Dollars and Sense: Financial impact of a Trump Presidency

The unexpected happened, as Donald Trump was elected president. Whenever something unexpected happens, there will be an impact on financial markets.

Generally speaking unexpected events are a negative for the stock market. That is because surprises tend to bring a heightened sense of uncertainty, which is normally bad for the stock market.

In this past election Clinton was the status quo candidate, who did not advocate major changes from current policy. If Clinton was elected, and given the fact that she was the favorite, there would not likely have been a major impact on financial markets.

The expectation of Trump winning the presidency was considered similar to Britain leaving the European Union. Both events were considered to be unlikely, and if they occurred would create a level of uncertainty.

When Britain voted to leave the European Union there was a significant decline in global financial markets. However, markets did recover afterwards, as expectations started to shift that the impact on the global economy would not be too significant.

On election night, as it became more likely that Trump was going to win, stock markets that were open in Asia started to decline significantly. Futures on the U.S. exchanges were also down sharply.

When the U.S. market opened the day after the election, stocks were down only modestly. By the end of the day the stock market actually finished in positive territory.

This was certainly a major surprise for most investors.

One reason that the stock market did better than anticipated initially was that certain industries would benefit from a Trump presidency. Drug and bank stocks were up sharply, largely on the expectation that the regulatory environment would become more favorable for them. There were industries where stock prices did decline, but the strong performers more than offset the weaker industries.

There was also a significant rise in interest rates right after the election. Ten-year Treasury yields, which had been below 2% in recent months, climbed above 2%. This implies that mortgage rates will start to rise.

A key reason for the increase in interest rates is that expectations for a Trump presidency would imply a more expansionary fiscal policy. That is government spending would likely rise with more money spent on infrastructure projects, plus taxes would likely be cut.

Foreign and trade policy remain big question marks with a Trump presidency. Trump has spoken about redoing NAFTA, which could certainly work to the detriment of our relations with Canada and Mexico. Our local area has a large immigrant population plus many jobs in our region involve foreign trade, so there is some possibility of a negative impact to our local economy.

Energy prices will likely be somewhat lower under a Trump presidency than they would be otherwise.
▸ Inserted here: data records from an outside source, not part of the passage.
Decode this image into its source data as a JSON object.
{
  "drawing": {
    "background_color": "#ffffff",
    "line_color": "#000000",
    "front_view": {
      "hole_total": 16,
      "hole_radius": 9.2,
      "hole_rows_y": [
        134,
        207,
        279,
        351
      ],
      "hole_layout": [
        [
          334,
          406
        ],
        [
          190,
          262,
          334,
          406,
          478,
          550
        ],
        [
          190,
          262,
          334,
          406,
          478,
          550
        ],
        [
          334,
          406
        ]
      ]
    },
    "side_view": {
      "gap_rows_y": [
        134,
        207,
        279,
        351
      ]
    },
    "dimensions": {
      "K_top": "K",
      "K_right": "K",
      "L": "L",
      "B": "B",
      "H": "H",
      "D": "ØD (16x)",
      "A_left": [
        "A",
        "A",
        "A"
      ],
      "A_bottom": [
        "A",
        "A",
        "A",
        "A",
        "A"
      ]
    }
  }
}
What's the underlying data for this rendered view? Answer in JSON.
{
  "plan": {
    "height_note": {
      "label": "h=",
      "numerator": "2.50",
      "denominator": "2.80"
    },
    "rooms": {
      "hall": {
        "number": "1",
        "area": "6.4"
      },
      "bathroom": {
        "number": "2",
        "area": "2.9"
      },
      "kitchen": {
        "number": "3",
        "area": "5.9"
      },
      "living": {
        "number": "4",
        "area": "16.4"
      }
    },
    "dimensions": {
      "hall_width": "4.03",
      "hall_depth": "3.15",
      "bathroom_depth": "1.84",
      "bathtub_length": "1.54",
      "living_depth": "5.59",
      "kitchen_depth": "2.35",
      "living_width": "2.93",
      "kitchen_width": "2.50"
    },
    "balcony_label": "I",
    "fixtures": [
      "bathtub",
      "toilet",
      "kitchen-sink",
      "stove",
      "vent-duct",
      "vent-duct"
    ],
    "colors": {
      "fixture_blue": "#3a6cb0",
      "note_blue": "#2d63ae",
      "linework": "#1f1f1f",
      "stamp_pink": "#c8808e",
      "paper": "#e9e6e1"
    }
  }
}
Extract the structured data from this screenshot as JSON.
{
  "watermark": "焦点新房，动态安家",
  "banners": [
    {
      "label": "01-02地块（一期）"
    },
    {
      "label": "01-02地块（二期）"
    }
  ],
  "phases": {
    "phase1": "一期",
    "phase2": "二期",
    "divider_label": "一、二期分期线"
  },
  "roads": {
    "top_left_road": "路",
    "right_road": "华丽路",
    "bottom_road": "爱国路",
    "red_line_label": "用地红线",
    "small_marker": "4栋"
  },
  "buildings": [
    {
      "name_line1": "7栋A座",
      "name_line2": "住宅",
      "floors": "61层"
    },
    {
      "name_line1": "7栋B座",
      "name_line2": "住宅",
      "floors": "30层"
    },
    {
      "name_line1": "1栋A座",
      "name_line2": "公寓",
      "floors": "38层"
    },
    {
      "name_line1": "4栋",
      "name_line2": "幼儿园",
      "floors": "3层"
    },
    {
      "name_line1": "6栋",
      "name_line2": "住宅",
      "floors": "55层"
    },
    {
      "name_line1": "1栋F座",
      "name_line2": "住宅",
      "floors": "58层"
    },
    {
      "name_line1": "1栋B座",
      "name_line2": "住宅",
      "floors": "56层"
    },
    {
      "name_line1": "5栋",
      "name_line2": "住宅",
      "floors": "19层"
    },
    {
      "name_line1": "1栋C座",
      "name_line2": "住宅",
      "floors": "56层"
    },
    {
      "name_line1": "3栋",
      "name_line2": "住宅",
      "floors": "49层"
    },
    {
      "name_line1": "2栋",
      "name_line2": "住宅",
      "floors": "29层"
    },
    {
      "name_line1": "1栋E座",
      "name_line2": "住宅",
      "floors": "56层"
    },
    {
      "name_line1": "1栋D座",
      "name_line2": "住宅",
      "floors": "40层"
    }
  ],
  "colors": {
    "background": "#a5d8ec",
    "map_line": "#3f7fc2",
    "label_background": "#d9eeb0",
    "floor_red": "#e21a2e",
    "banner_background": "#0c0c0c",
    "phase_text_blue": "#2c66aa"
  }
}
Allowing more oil and gas drilling increases supply, which tends to lower prices. Of course California has its own environmental standards, so electricity and gasoline prices will likely continue to be somewhat higher here versus the rest of the country.

One thing that investors should keep in mind is not to let their personal opinion of a President impact one’s investment decisions. There are many things that impact financial markets besides what a president does.

The initial reaction to a Trump presidency has been surprisingly positive. Tax and regulatory policy will likely be more positive for business and the stock market versus what might have transpired in a Clinton presidency. Trade policy remains a question mark, but hopefully competent advisors and Congress will help to prevent Trump from making bad policy choices in that area.

On balance it is too early to tell how a Trump presidency might be for financial markets. The stock market is currently at a relatively high level, so large gains from here are not realistic, though the stock market could do reasonably well during a Trump presidency. For now it is premature for investors to be making substantive changes based on what might occur in the upcoming administration.